First I would recommend the Nabble SPSS group. I recommend it first mainly because it has the best pool of SPSS experts answering questions. It has an alright interface, that includes formatting responses in html and uploading attachments. One annoyance I have is that many automatic email replies get through when you post something on this list (so people listening set your automatic email replies  to not reply to list serve addresses). To combat this I have a mass email filter, and if I get an out of office reply in response to a posting your email address automatically goes to my email trash. In the future I just may send all responses from the list serve to the trash, as I follow questions/answers in the group using RSS feeds anway.

Second I would recommend CrossValidated if it has statistical content, and Stackoverflow if it is strictly related to programming. SPSS doesn’t have many questions on StackOverflow, but it is one of the more popular tags on CrossValidated. These have the downside that the expert community that answers questions related to SPSS specifically is smaller than Nabble (although respectable), but it has the advantage of a potential greater community input on other tangential aspects, especially related to advice about statistical analysis. Another advantage is the use of tags, and the ability to write posts in markdown as well as embed images. A downside is you can not directly attach files.

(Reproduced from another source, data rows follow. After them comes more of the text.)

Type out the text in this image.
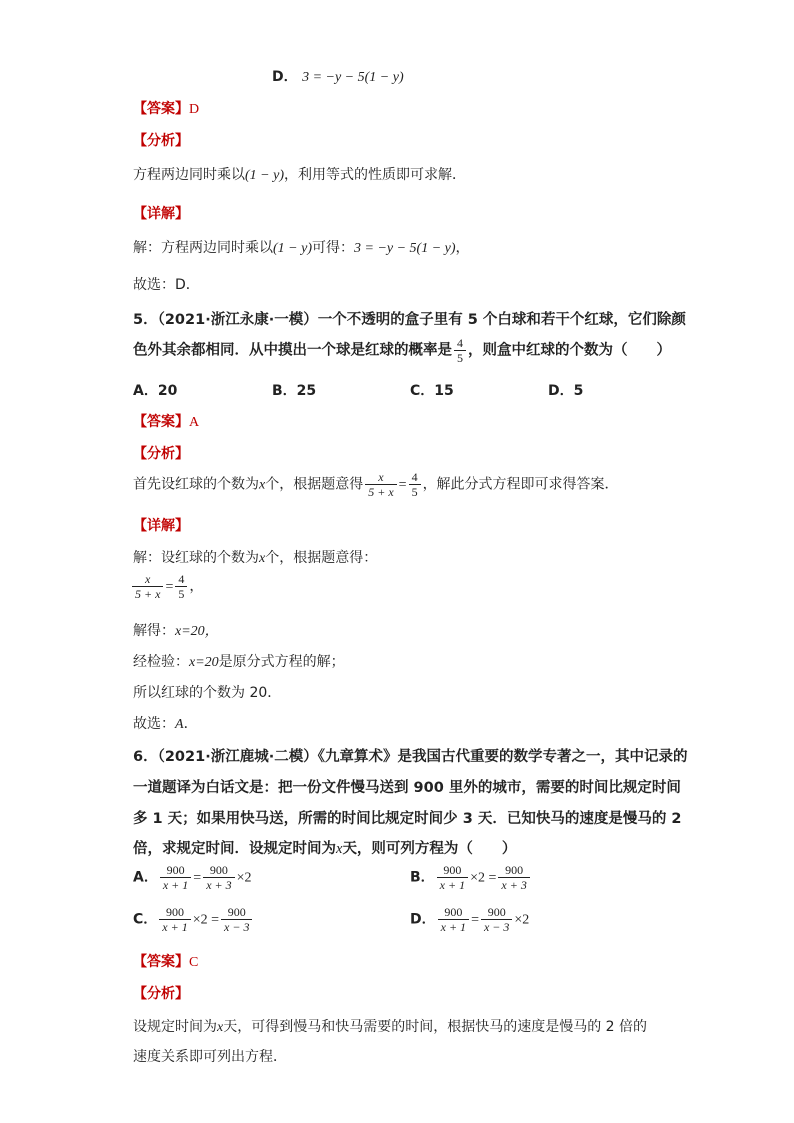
D． 3 = −y − 5(1 − y)
【答案】D
【分析】
方程两边同时乘以(1 − y)，利用等式的性质即可求解．
【详解】
解：方程两边同时乘以(1 − y)可得：3 = −y − 5(1 − y)，
故选：D．
5．（2021·浙江永康·一模）一个不透明的盒子里有 5 个白球和若干个红球，它们除颜
色外其余都相同．从中摸出一个球是红球的概率是 $\frac{4}{5}$ ，则盒中红球的个数为（　　）
A．20	B．25	C．15	D．5
【答案】A
【分析】
首先设红球的个数为x个，根据题意得 $\frac{x}{5 + x} = \frac{4}{5}$ ，解此分式方程即可求得答案．
【详解】
解：设红球的个数为x个，根据题意得：
$\frac{x}{5 + x} = \frac{4}{5}$ ，
解得：x=20，
经检验：x=20是原分式方程的解；
所以红球的个数为 20．
故选：A．
6．（2021·浙江鹿城·二模）《九章算术》是我国古代重要的数学专著之一，其中记录的
一道题译为白话文是：把一份文件慢马送到 900 里外的城市，需要的时间比规定时间
多 1 天；如果用快马送，所需的时间比规定时间少 3 天．已知快马的速度是慢马的 2
倍，求规定时间．设规定时间为x天，则可列方程为（　　）
A． $\frac{900}{x + 1} = \frac{900}{x + 3} \times 2$	B． $\frac{900}{x + 1} \times 2 = \frac{900}{x + 3}$
C． $\frac{900}{x + 1} \times 2 = \frac{900}{x - 3}$	D． $\frac{900}{x + 1} = \frac{900}{x - 3} \times 2$
【答案】C
【分析】
设规定时间为x天，可得到慢马和快马需要的时间，根据快马的速度是慢马的 2 倍的
速度关系即可列出方程．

Third I would recommend the SPSS developerworks forum. There has been little to no community build up there, and so it is basically ask Jon Peck a question. For this reason I would recommend the other forums over the IBM provided forum. While the different sub sections for different topics is a nice idea, the Stackoverflow style of tags IMO works so much better it is hard to say nice things about the other list-serve or forum types of infrastructure. Jon Peck answers questions at all of the above places as well, so it is not like you are missing his input by choosing stack overflow as opposed to the IBM forum.

I hope in the future the communities will all just pick one place (and I would prefer all the experts migrate to CrossValidated and StackOverflow for many reasons). But at least no one should miss the google group with the other options available.